Data Lakehouse Architecture

The Problem That Led Here

For decades, companies that wanted to do anything serious with data had to pick between two very different tools.

On one side, the data warehouse. Fast, structured, reliable. Perfect for finance reports, executive dashboards, anything where you need clean, trustworthy answers from SQL queries. The downside: expensive, rigid, and not built for raw or unstructured data.

On the other side, the data lake. Cheap, flexible, massive. You can dump anything into it: logs, images, JSON blobs, video, IoT data. Perfect for machine learning and exploration. The downside: no schema, no transactions, no consistency guarantees. It is easy to fill a lake with garbage.

For years, large organizations ran both. Operational data flowed into the lake for archival and ML training. Curated business data lived in the warehouse for analytics. Two pipelines, two governance models, two sets of quality checks, two bills.

The Two-System Problem

Data Sources

copies to

Data Warehouse

Structured, fast, expensive

Used by: Analysts, BI

Data Lake

Raw, cheap, flexible

Used by: ML, Engineers

Pain: Same data in two places.
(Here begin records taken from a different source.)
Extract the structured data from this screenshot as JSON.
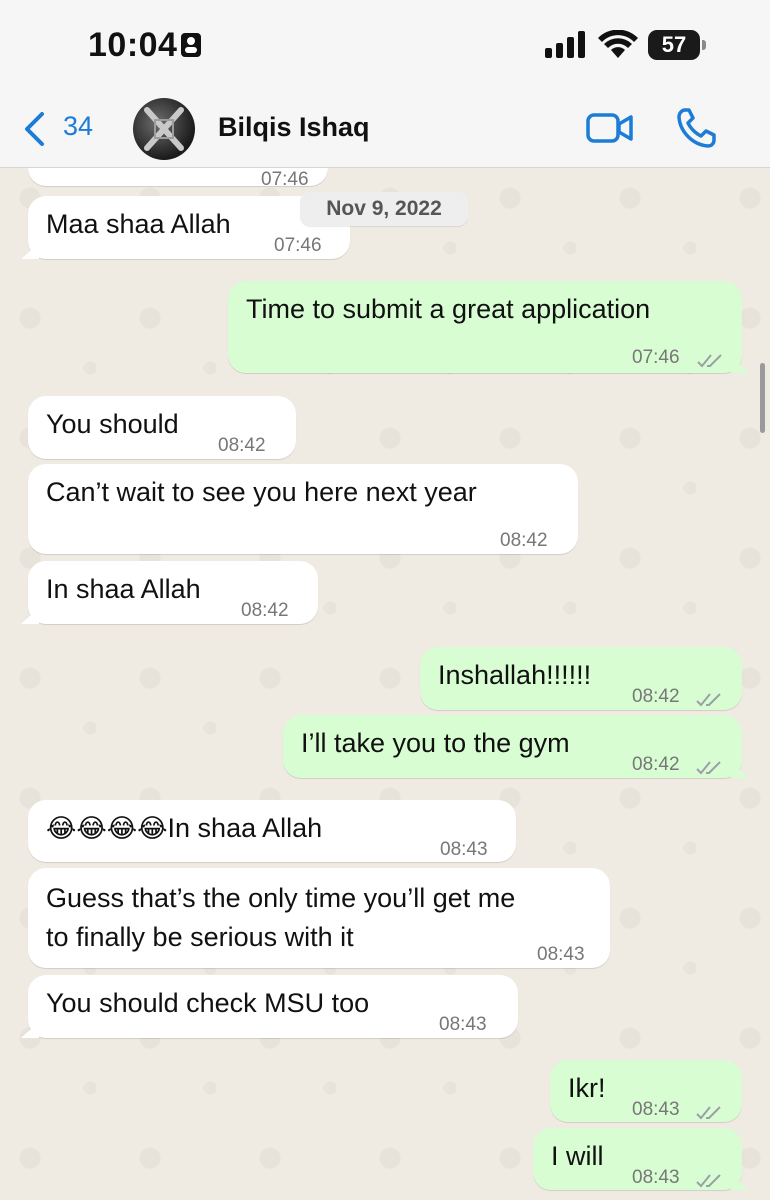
{
  "status_bar": {
    "time": "10:04",
    "battery": "57"
  },
  "header": {
    "back_count": "34",
    "contact_name": "Bilqis Ishaq"
  },
  "date_chip": "Nov 9, 2022",
  "messages": [
    {
      "direction": "in",
      "text": "Maa shaa Allah",
      "time": "07:46"
    },
    {
      "direction": "out",
      "text": "Time to submit a great application",
      "time": "07:46"
    },
    {
      "direction": "in",
      "text": "You should",
      "time": "08:42"
    },
    {
      "direction": "in",
      "text": "Can’t wait to see you here next year",
      "time": "08:42"
    },
    {
      "direction": "in",
      "text": "In shaa Allah",
      "time": "08:42"
    },
    {
      "direction": "out",
      "text": "Inshallah!!!!!!",
      "time": "08:42"
    },
    {
      "direction": "out",
      "text": "I’ll take you to the gym",
      "time": "08:42"
    },
    {
      "direction": "in",
      "emoji": "😂😂😂😂",
      "text": "In shaa Allah",
      "time": "08:43"
    },
    {
      "direction": "in",
      "text_line1": "Guess that’s the only time you’ll get me",
      "text_line2": "to finally be serious with it",
      "time": "08:43"
    },
    {
      "direction": "in",
      "text": "You should check MSU too",
      "time": "08:43"
    },
    {
      "direction": "out",
      "text": "Ikr!",
      "time": "08:43"
    },
    {
      "direction": "out",
      "text": "I will",
      "time": "08:43"
    }
  ],
  "partial_top_time": "07:46",
  "colors": {
    "accent": "#1c7cd6",
    "outgoing_bubble": "#d9fdd3",
    "incoming_bubble": "#ffffff",
    "chat_background": "#efeae2",
    "read_ticks": "#9aa0a6"
  }
}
Two quality checks. Two governance models. Two bills. Constant sync drift.

This was the state of the world for over a decade. Then around 2020, a different approach started to take hold: what if you could keep one shared storage layer, but get the reliability features of a warehouse on top of it? That idea is the data lakehouse.

Warehouse vs Lake vs Lakehouse: Side by Side

Before going deeper, here is how the three approaches compare directly:

	Data Warehouse	Data Lake	Data Lakehouse
Storage Cost	High	Very low	Very low
Data Format	Structured only	Anything	Anything (with structured tables on top)
Schema	Schema-on-write	Schema-on-read	Both supported
ACID Transactions	Yes	No	Yes
Query Speed	Fast	Slow without tuning	Fast (with right table format)
ML Workloads	Limited	Excellent	Excellent
Operational Burden	Low (managed)	Medium	High (more moving parts)
Examples	Snowflake, BigQuery	S3, ADLS, GCS	Databricks, Iceberg, Delta Lake

What Exactly Is a Lakehouse?

A data lakehouse is an architecture, not a product. It is built by stacking several technologies together so that one shared storage layer can serve both warehouse-style and lake-style workloads.

The core promise: one copy of the data, reliable and structured for analytics, raw and flexible for ML, all stored cheaply in object storage.

To make this work, you need three layers stacked on top of each other.

The Three Building Blocks

Lakehouse Architecture Stack

Compute Engines

Spark, Trino, Flink, Snowflake, DuckDB

Query and process data from multiple tools

Shared Catalog

Unity Catalog, AWS Glue, Hive Metastore, Polaris

Single source of truth for table names, schemas, locations

Open Table Format

Apache Iceberg, Delta Lake, Apache Hudi

Adds ACID transactions, snapshots, time travel

Object Storage

S3, Azure Data Lake Storage, GCS

Cheap, durable storage for files (Parquet, ORC, Avro)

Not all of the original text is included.